February 14 Birthdays

Richard Owen Cambridge, poet, b. 1717.  He had “a penchant for writing verse and building boats.”
George Henry Kingsley, physician and world traveller, b. 1827. He wrote about his travels and also educated his daughter, Mary Henrietta Kingsley, at home and allowed her to help him in his scientific studies until his death in 1892. After her father’s death, Mary Henrietta became a world traveller in her own right, especially making several trips to Africa. She wrote Travels in West Africa about the animals, plants and people she encountered in her travels. She died in Africa nursing soldiers during the Boer War.
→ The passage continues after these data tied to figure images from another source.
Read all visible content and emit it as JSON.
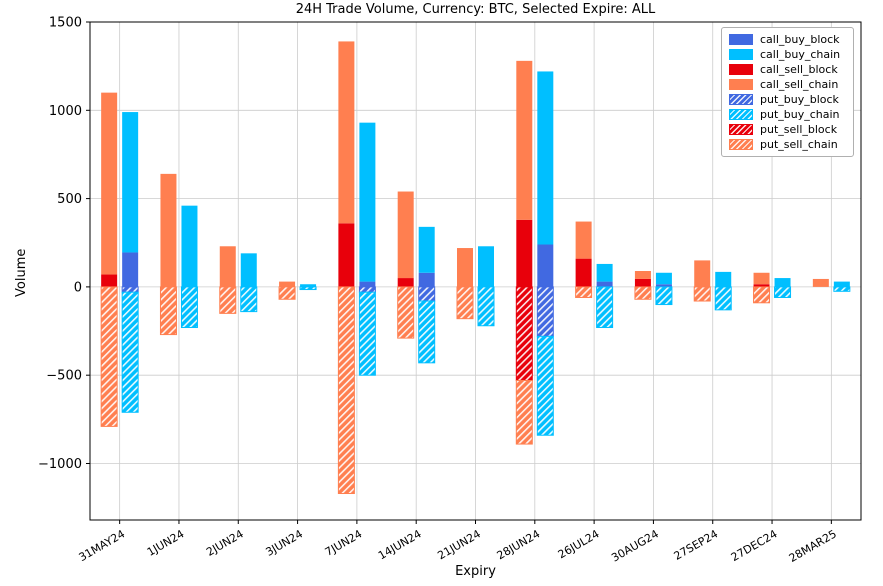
{
  "chart_data": {
    "type": "bar",
    "stacked": true,
    "title": "24H Trade Volume, Currency: BTC, Selected Expire: ALL",
    "xlabel": "Expiry",
    "ylabel": "Volume",
    "ylim": [
      -1320,
      1500
    ],
    "yticks": [
      -1000,
      -500,
      0,
      500,
      1000,
      1500
    ],
    "grid": true,
    "legend_position": "upper right",
    "categories": [
      "31MAY24",
      "1JUN24",
      "2JUN24",
      "3JUN24",
      "7JUN24",
      "14JUN24",
      "21JUN24",
      "28JUN24",
      "26JUL24",
      "30AUG24",
      "27SEP24",
      "27DEC24",
      "28MAR25"
    ],
    "legend": [
      "call_buy_block",
      "call_buy_chain",
      "call_sell_block",
      "call_sell_chain",
      "put_buy_block",
      "put_buy_chain",
      "put_sell_block",
      "put_sell_chain"
    ],
    "styles": {
      "call_buy_block": {
        "color": "#4169e1",
        "hatch": false
      },
      "call_buy_chain": {
        "color": "#00bfff",
        "hatch": false
      },
      "call_sell_block": {
        "color": "#e8000b",
        "hatch": false
      },
      "call_sell_chain": {
        "color": "#ff7f50",
        "hatch": false
      },
      "put_buy_block": {
        "color": "#4169e1",
        "hatch": true
      },
      "put_buy_chain": {
        "color": "#00bfff",
        "hatch": true
      },
      "put_sell_block": {
        "color": "#e8000b",
        "hatch": true
      },
      "put_sell_chain": {
        "color": "#ff7f50",
        "hatch": true
      }
    },
    "series": [
      {
        "name": "call_sell_block",
        "bar": "sell",
        "values": [
          70,
          0,
          0,
          0,
          360,
          50,
          0,
          380,
          160,
          45,
          0,
          15,
          0
        ]
      },
      {
        "name": "call_sell_chain",
        "bar": "sell",
        "values": [
          1030,
          640,
          230,
          30,
          1030,
          490,
          220,
          900,
          210,
          45,
          150,
          65,
          45
        ]
      },
      {
        "name": "put_sell_block",
        "bar": "sell",
        "values": [
          0,
          0,
          0,
          0,
          0,
          0,
          0,
          -530,
          0,
          0,
          0,
          0,
          0
        ]
      },
      {
        "name": "put_sell_chain",
        "bar": "sell",
        "values": [
          -790,
          -270,
          -150,
          -70,
          -1170,
          -290,
          -180,
          -360,
          -60,
          -70,
          -80,
          -90,
          0
        ]
      },
      {
        "name": "call_buy_block",
        "bar": "buy",
        "values": [
          195,
          0,
          0,
          0,
          30,
          80,
          0,
          240,
          30,
          15,
          0,
          0,
          0
        ]
      },
      {
        "name": "call_buy_chain",
        "bar": "buy",
        "values": [
          795,
          460,
          190,
          15,
          900,
          260,
          230,
          980,
          100,
          65,
          85,
          50,
          30
        ]
      },
      {
        "name": "put_buy_block",
        "bar": "buy",
        "values": [
          -30,
          0,
          0,
          0,
          -30,
          -80,
          0,
          -280,
          0,
          0,
          0,
          0,
          0
        ]
      },
      {
        "name": "put_buy_chain",
        "bar": "buy",
        "values": [
          -680,
          -230,
          -140,
          -15,
          -470,
          -350,
          -220,
          -560,
          -230,
          -100,
          -130,
          -60,
          -25
        ]
      }
    ]
  }
}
Graham Hough, literary critic and scholar, b. 1908. “The fact that poetry is not of the slightest economic or political importance, that it has no attachment to any of the powers that control the modern world, may set it free to do the only thing that in this age it can do -to keep the neglected parts of the human experience alive until the weather changes; as in some unforeseeable way it may do.”
George Washington Gale Ferris, engineer and inventor, b. 1859. He developed the Ferris wheel for the World Columbian Exposition in Chicago in 1893. Robert Lawson wrote a children’s fiction book called Ferris Wheel that tells the story of this event .
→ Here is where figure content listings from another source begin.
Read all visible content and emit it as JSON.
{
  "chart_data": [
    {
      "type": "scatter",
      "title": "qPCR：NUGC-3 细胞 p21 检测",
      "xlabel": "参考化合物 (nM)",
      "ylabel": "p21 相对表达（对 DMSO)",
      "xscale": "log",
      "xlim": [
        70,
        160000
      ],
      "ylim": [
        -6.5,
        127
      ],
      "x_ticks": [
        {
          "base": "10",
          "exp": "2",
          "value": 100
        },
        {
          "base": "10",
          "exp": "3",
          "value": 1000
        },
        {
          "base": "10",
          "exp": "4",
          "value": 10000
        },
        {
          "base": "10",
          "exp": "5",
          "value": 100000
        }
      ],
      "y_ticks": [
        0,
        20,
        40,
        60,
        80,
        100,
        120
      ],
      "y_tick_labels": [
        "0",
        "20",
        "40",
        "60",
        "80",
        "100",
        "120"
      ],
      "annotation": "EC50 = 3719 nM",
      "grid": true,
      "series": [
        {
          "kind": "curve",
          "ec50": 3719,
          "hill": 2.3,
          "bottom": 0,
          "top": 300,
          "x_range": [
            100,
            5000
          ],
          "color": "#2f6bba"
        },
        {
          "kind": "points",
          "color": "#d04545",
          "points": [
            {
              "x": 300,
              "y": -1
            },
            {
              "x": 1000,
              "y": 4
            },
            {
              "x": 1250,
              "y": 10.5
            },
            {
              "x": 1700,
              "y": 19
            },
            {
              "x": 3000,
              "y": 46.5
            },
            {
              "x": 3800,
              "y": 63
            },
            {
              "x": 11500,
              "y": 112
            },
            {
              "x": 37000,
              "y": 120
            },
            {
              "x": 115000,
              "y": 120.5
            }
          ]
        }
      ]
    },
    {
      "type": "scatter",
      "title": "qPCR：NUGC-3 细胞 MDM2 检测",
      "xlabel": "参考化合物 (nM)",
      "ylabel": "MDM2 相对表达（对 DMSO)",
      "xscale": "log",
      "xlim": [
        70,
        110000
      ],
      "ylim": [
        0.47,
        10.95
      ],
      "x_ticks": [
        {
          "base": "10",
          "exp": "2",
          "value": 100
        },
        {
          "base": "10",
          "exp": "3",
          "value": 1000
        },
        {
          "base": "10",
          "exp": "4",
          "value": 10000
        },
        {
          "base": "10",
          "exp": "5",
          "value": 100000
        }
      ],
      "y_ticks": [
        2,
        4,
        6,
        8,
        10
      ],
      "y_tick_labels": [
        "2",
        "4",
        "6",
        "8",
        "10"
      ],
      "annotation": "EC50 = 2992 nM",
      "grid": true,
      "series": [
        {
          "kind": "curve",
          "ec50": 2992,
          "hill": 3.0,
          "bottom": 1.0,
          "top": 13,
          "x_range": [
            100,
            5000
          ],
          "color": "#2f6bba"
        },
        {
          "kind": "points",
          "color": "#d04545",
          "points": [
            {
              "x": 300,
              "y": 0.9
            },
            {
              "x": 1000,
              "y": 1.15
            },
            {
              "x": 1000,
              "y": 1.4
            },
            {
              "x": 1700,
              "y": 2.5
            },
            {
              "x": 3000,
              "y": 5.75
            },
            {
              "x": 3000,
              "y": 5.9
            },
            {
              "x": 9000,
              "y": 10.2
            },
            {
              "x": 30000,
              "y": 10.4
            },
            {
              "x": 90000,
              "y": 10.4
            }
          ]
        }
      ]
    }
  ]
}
Paul O. Zelinsky, Caldecott award winner and creator of the book The Wheels on the Bus. b. 1953. He has illustrated some beautiful fairy tale books. Rapunzel is the one he won the Caldecott for, and he’s also done versions of Rumplestilskin and Hansel and Gretel.

One thought on “February 14 Birthdays

  1. Richard Peck wrote a wonderful YA/children’s novel about the 1893 World Exposition called “Fair Weather,” 2001. It is wonderful, Richard Peck is wonderful.